When revisiting his stories, remember a couple contextual frameworks we employed as we pursued Ernest through the wilds of his mostly adjective free world. His mother dressed him in girl's clothes well into his childhood. This is an effective if very temporary antidote, like a lozenge to a sore throat, to his relentless message that "a man's got to do what a man's got to do." Next, the iceberg reveals all. He wrote in order to attract attention to what is NOT said. He believed that we all live a life resembling an iceberg with the facts, the noise of our life, on the surface for all the world to see but its real meaning, while attached to our daily life, remains submerged within the darker folds of thought, dreams and art. He sought war and peril as ways to illuminate the darker depths of the human condition. Just as the iceberg itself preserves the air and water within it, his structure preserves the timelessness of his art. While the profound poignancy of "Indian Camp" is explicitly framed in the boy's speculation in the last line that "he felt quite sure he would never die," the "iceberg" moment lies in the line in the previous paragraph with Nick in the boat with his father, his life forever marked by the events of the Indian camp, watching "the sun ... coming up over the hills" while a "bass jumped, making a circle in the water." The simple ordinary beauty of the description preserves all that the story suggests, all that must be in one form or another going through Nick's young mind.

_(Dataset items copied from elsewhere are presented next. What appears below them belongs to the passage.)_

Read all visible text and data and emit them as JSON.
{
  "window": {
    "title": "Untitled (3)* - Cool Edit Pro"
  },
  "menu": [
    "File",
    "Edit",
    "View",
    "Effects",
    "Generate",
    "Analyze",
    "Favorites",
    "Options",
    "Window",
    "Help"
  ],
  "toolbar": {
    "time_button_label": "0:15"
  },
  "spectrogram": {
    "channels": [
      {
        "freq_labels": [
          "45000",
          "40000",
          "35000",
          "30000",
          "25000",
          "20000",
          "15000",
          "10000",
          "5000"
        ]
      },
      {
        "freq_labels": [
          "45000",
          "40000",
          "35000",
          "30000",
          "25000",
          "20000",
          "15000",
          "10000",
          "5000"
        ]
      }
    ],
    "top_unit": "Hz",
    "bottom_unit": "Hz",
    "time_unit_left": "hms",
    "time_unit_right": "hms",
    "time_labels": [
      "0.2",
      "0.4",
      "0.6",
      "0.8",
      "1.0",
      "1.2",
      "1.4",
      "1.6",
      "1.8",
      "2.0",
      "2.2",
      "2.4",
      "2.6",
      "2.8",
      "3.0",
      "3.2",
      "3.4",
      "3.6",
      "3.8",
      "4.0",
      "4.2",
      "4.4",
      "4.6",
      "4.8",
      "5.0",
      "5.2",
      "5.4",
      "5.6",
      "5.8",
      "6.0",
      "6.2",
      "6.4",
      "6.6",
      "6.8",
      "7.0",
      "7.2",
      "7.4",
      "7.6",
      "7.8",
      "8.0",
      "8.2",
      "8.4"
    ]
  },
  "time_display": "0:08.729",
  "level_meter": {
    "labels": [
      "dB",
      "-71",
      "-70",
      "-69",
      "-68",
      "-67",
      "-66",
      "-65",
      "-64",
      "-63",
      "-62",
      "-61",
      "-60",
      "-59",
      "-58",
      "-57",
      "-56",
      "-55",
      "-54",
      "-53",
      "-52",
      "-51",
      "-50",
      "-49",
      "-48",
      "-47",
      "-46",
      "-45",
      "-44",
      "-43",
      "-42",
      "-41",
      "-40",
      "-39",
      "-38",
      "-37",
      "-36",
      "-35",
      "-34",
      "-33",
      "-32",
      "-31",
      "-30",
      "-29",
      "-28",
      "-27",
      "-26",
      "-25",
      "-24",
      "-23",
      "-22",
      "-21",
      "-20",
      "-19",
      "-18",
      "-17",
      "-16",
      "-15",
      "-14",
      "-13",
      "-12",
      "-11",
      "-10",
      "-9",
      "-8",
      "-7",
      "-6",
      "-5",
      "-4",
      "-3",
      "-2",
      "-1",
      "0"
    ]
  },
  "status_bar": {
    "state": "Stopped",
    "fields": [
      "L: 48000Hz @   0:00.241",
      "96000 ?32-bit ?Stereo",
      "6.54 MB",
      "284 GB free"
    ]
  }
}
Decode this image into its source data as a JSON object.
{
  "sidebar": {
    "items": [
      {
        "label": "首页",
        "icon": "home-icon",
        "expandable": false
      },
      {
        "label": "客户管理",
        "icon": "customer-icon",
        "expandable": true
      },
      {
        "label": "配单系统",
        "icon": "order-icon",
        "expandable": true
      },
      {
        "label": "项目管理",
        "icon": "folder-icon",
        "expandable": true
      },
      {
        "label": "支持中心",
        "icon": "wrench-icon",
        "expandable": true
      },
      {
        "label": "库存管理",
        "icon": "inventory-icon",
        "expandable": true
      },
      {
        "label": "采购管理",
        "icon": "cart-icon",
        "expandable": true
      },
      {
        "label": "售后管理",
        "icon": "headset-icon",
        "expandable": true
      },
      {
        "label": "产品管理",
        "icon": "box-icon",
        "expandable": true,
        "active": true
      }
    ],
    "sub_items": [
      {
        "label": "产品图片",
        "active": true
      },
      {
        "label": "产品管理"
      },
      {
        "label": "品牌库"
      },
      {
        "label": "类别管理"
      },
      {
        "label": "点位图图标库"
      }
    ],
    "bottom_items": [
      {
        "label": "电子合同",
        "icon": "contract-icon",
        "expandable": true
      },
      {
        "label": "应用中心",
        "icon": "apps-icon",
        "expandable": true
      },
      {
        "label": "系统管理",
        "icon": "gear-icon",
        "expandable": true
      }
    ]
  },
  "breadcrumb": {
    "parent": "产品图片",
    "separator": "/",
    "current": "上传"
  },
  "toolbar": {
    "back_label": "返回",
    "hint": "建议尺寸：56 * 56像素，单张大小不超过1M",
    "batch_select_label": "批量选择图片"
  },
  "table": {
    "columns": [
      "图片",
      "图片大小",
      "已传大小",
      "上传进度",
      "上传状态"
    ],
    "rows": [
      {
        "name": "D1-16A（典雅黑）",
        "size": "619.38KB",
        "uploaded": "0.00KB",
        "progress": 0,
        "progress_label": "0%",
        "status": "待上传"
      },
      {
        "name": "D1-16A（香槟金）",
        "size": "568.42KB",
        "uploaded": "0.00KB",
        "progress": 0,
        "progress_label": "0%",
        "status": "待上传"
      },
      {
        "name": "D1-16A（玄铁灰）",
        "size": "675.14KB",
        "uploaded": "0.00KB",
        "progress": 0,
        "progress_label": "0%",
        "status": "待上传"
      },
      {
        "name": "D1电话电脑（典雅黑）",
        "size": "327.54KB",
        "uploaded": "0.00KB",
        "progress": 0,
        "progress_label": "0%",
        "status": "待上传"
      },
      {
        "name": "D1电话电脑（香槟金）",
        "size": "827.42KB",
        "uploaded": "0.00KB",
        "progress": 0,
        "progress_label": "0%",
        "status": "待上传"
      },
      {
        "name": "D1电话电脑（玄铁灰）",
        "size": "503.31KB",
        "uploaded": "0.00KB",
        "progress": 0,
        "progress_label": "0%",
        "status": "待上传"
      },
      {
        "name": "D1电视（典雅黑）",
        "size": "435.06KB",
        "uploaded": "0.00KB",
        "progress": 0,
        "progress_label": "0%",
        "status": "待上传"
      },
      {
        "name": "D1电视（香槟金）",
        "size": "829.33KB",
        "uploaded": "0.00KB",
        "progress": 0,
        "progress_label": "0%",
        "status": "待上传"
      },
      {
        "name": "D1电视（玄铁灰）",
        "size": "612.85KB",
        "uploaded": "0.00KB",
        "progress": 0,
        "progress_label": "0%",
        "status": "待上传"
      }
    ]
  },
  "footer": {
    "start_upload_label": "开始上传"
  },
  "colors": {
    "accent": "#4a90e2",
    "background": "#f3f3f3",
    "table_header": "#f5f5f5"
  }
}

Recently, I came home from school after a troubling day wondering if there could be life after the classroom. As I let our small dogs out into the backyard, I yearned for a cigarette to help burn my way through my doubts and fears. Meanwhile, off to the right, the youngest dog, only one year old, a female with endless spirit if not a lot of intelligence, was chasing a small shadow on the lawn. Pouncing away, she was trying to catch the shadow of a large butterfly that was darting just above her. I no longer needed the cigarette. While I certainly did not feel like I "would never die," the terrors of the day retreated into the shadow play of a puppy and a butterfly. Whether it be the word "fine" at the end of "Hills Like White Elephants", the apricot can in "Big Two Hearted River Part One" or the bass in "Indian Camp", at his best Hemingway, in his starkly framed, carefully polished words offers you linguistic prayer stones to be rubbed smooth over the years of your life.